Enquête : Dans l’univers du livre

Le bilan des ventes au cours de l’année 2009 a été fait par la librairie de France, résultat hautement représentatif de l’ensemble du marché en Côte d’Ivoire. Les deux premières places du classement sont occupés par deux auteurs (à ne pas confondre avec les écrivains) : Anzata Ouattara avec Les coups de la vie tome 2 et Blé Goudé Charles grâce à D’un stade à un autre. Le troisième rang est obtenu par un écrivain boudé par la critique, regardé de haut par les puristes ; il s’agit de Biton Koulibaly dont deux autres de ses ouvrages, comme un pied de nez à l’endroit de ses détracteurs, occupent les 5ème et 10ème rangs. Explication d’un fait qui, pour être un paradoxe qui a la peau dure et qui perdure, doit être perçu comme une norme : le succès des plumes très moyennes (pour ne pas dire aux autres choses) et la mévente des poètes et autres écrivains dits de qualités.

Anzata Ouattara est l’auteur le plus acheté de l’année écoulée. Elle a vendu, rien qu’à la librairie de France, 6000 exemplaires de Les coups de la vie dont c’est le tome 2. Pourtant, rien ne prédestinait Anzata à ce succès. A charge du service commercial de l’hebdo Go magazine, elle animait une rubrique consistant à recueillir les tribulations de certains lecteurs, de les rédiger pour les faire partager aux autres. L’intérêt ne s’est pas fait attendre : submergée de coups de fils, de courriers électroniques, de lettres, l’idée lui vient de publier ces bouts d’histoires presque vraies, en un recueil. Le succès est spontané et contraint, à la demande générale, à la rédaction d’un tome 2 ; lequel, au moment où nous mettons sous presse, continue de s’écouler, à telle enseigne qu’elle a pratiquement bouclé le tome 3 qui sortira au mois d’octobre 2010, avec l’appui, très évident, de son patron Zohoré Lassane qu’elle n’a de cesse de remercier à chacune de ses parutions.

Le moins qu’on puisse dire, c’est que cette commerciale a trouvé le bon filon pour commercialiser ses livres. Son éditeur est Go média, un groupe de presse éditeur de trois titres : Go magazine, Gbich, Allô Police qui ont les devoir et injonction de servir de support d’hyper promotion du livre.
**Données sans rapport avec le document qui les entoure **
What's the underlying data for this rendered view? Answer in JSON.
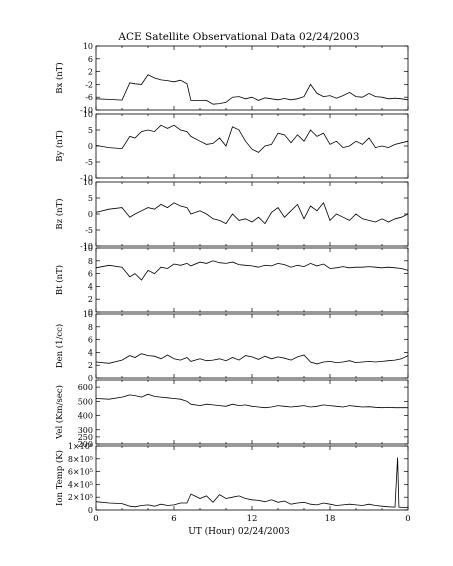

Anzata a conscience de ce coup de pouce salutaire : « C’est sûr que nos hebdos et le public qu’ils ont déjà, ont constitué un atout considérable. Mais c’est normal de faire la promotion d’un livre parce que c’est avant tout un produit commercial puisqu’il est destiné à la vente », soutient notre commerciale de formation. Chassez le naturel, il revient au galop !
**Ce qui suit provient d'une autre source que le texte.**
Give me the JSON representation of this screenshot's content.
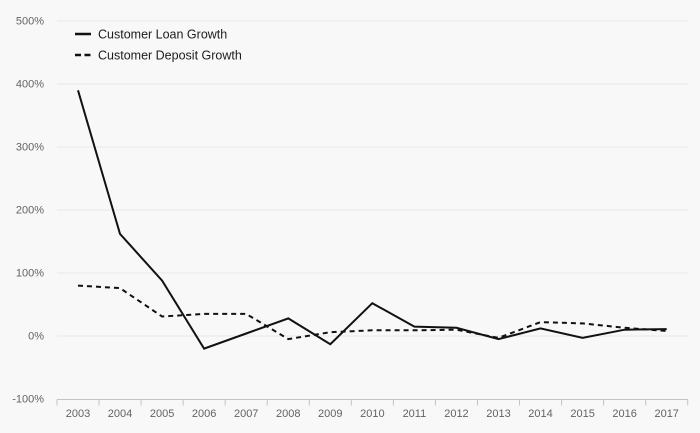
{
  "chart_data": {
    "type": "line",
    "x": [
      "2003",
      "2004",
      "2005",
      "2006",
      "2007",
      "2008",
      "2009",
      "2010",
      "2011",
      "2012",
      "2013",
      "2014",
      "2015",
      "2016",
      "2017"
    ],
    "series": [
      {
        "name": "Customer Loan Growth",
        "line_style": "solid",
        "values": [
          390,
          162,
          88,
          -20,
          4,
          28,
          -13,
          52,
          15,
          13,
          -5,
          12,
          -3,
          10,
          11
        ]
      },
      {
        "name": "Customer Deposit Growth",
        "line_style": "dashed",
        "values": [
          80,
          76,
          31,
          35,
          35,
          -5,
          6,
          9,
          9,
          10,
          -3,
          22,
          20,
          13,
          8
        ]
      }
    ],
    "title": "",
    "xlabel": "",
    "ylabel": "",
    "ylim": [
      -100,
      500
    ],
    "y_ticks": [
      {
        "value": 500,
        "label": "500%"
      },
      {
        "value": 400,
        "label": "400%"
      },
      {
        "value": 300,
        "label": "300%"
      },
      {
        "value": 200,
        "label": "200%"
      },
      {
        "value": 100,
        "label": "100%"
      },
      {
        "value": 0,
        "label": "0%"
      },
      {
        "value": -100,
        "label": "-100%"
      }
    ],
    "grid": true,
    "legend_position": "top-left",
    "colors": {
      "line": "#111111",
      "grid": "#e9e9e9",
      "axis": "#b9c4d8",
      "tick_label": "#636363",
      "legend_text": "#1d1d1d",
      "background": "#f8f8f8"
    }
  }
}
Mais pour être docteur en droit, Venance Konan lui, n’a pas eu besoin de faire des études commerciales pour partager avec véhémence cette thèse. « C’est juste une question de bon sens. Les livres sont comme tous les produits de consommation. Les gens veulent bien les acheter. Mais pour les acheter, on doit au moins savoir qu’ils existent. On doit les connaître. Si je ne sais pas qu’un livre est sorti, entre nous, comment vais-je penser à l’acheter ? Le client n’est pas un devin pour s’imaginer qu’un livre est sorti. Il faut tout simplement faire la promotion. C’est le minimum que puisse faire un éditeur. Quand j’ai sorti Les prisonniers de la haine, j’avais deux éditeurs Nei et Frat-mat qui a exagéré dans la promotion. On a fait trois tirages. La preuve, c’est que Robert et les catapila, qui est sorti après chez Nei-Ceda mais sans promotions, n’a pas connu le même succès»
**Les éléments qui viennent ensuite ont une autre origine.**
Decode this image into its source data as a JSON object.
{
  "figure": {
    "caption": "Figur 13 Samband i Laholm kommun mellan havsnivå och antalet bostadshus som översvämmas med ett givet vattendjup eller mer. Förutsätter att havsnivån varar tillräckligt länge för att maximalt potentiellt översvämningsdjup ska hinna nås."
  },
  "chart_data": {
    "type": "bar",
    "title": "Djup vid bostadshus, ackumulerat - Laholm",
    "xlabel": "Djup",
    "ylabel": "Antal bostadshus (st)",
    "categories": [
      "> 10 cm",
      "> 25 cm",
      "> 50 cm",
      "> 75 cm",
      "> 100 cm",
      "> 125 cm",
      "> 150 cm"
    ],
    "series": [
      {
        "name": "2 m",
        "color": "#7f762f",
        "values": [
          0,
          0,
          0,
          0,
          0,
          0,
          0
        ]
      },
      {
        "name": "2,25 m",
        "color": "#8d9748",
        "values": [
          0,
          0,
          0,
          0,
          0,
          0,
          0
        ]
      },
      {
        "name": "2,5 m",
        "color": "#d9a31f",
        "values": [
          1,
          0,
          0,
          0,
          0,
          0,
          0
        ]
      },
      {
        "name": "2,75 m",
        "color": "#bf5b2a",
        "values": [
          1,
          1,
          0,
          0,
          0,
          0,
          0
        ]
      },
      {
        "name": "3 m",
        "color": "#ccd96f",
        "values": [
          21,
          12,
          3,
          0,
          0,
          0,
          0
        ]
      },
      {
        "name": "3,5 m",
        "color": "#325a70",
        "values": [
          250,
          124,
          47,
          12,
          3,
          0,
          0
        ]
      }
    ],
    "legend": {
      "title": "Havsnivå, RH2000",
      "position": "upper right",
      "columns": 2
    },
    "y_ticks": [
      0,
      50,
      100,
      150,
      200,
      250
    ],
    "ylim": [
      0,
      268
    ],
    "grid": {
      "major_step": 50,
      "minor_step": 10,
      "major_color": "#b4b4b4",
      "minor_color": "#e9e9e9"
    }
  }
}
Classé deuxième, Charles Blé Goudé l’a bien compris parce qu’il est propriétaire de Leader’s team, une structure de communication qui n’y va pas de main morte : encarts, outre dans les journaux bleus blancs acquis à sa cause, dans près de 10 autres parmi lesquels ses adversaires idéologiques ; panneaux de 12m2 fièrement implantés dans la ville, spot télévisés, spot radio, affiches, passage sur le plateau de télévisé aux heures de fortes audiences, dédicace en grande pompe, cérémonie de sortie officielle, et présentation du livre à chacune de ses tournées tant à l’intérieur qu’à l’extérieur du pays. Le résultat est palpable ; il l’avait été déjà avec son premier ouvrage Crise ivoirienne : ma part de vérité, sorti en 2006 et pour lequel son éditeur, Frat. Mat. éditions qui chouchoute ce partenaire-auteur, lui a reversé 11 millions de francs Cfa ! Officiellement.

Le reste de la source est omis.